Male Elective Medicine Namely Penis Enlargement

Dr. Solomon, do you believe attitudes toward male elective medicine (namely penis enlargement) will ever become as socially accepted or mainstream as the common "nose" or "breast" job? If so, how long do you predict this shift in attitude will take? If not, what are some reasons potentially holding it back from normalization (e.g. stigmas)?

I think that attitudes are definitely changing. I recently was asked to publish a paper in the journal Plastic and Reconstructive Surgery on this topic. In addition, I presented at our annual meeting and, as a reviewer for the Journal, I am seeing articles presented for publication almost monthly on the topic of penis enlargement surgery. Awareness of the topic is increasing, so it is likely that it will become more acceptable with time.

Dr. Solomon, concerning costs (*3 Part Question):

how can I go about acquiring the costs for any given procedure?

My office gives a range of costs to patients who inquire on the phone. We do not provide costs by email. However, the only way to get an actual cost for surgery is after an evaluation by me. This is due to the fact that procedures are individualized for each patient. In many cases, patients ask about one procedure, but after an exam, they need something different, which may be less expensive than their original request. For example, men often inquire about getting both length and girth, but after an exam, they may only benefit from one of those procedures, so the cost is less.

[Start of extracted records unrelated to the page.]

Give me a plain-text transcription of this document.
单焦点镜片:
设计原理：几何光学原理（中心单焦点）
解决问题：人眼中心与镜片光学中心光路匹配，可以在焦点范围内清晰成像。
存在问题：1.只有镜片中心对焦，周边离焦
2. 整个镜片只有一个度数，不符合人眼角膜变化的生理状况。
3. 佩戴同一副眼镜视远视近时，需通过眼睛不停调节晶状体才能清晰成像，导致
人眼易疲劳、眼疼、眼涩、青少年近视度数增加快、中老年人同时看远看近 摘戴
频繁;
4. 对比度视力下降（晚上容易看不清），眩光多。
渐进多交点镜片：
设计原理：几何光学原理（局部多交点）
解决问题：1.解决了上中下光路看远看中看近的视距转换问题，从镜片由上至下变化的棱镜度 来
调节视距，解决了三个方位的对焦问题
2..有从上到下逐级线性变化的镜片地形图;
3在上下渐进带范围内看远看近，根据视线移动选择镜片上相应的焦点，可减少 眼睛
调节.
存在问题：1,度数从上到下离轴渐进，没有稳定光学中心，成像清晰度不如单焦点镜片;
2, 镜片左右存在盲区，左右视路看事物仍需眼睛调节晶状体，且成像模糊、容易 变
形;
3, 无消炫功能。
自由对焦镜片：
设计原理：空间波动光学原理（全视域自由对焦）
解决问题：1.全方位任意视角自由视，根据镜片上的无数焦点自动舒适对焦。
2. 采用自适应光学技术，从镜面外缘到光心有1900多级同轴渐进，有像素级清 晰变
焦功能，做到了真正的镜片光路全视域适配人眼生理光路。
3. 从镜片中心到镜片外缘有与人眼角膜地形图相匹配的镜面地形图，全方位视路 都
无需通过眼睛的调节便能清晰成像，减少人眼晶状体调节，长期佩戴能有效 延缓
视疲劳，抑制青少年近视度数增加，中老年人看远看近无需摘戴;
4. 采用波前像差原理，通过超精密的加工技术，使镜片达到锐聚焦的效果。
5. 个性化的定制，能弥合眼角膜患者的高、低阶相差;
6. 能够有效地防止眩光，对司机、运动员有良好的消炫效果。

are there any procedures my insurance will accept?

There are several parts to this answer. First, medical insurance covers procedures that are defined as "medically necessary." Procedures for penis enlargement are cosmetic in nature (like breast enlargement). Cosmetic surgery is not generally covered by insurance. Your individual policy may have some exception to that rule, but only you can determine that by asking your insurance company or reading your insurance policy. Surgery for revision after failed cosmetic surgery is also not generally covered by insurance. Most insurance plans will not cover cosmetic surgery or complications from cosmetic surgery. Again, the best way to determine your coverage is to review your policy or call your carrier. Even if you have coverage, you will need to find a surgeon who participates with your insurance carrier. Otherwise, the surgeon is considered "out of network", which means you will be responsible for the costs of surgery and you can ask your insurance to reimburse you according to your plan. Most times, they will reimburse only a portion of the costs in that situation.

is financing available? This was mentioned on your website, but I'd like to know more.

My practice works with several outside entities that provide financing for surgery. You need to apply to them directly to determine if you qualify. The two that we work with most often are CareCredit and United Medical Credit. They each have their own rules about financing and they make their decisions independent of my medical decisions.

Dr. Solomon, the Moderation Team would like to know if your Clinic has any exciting new plans, procedures, devices, locations, publications, and/or promotions for the new year (2021) & beyond?

I publish articles on penis surgery in the plastic surgery literature from time to time. These are designed for a medical audience and are not usually available to nonmedical people. You can access them by going to PubMed. I am always evaluating new methods for surgery, but will only discuss them once I have implemented them and have follow up data.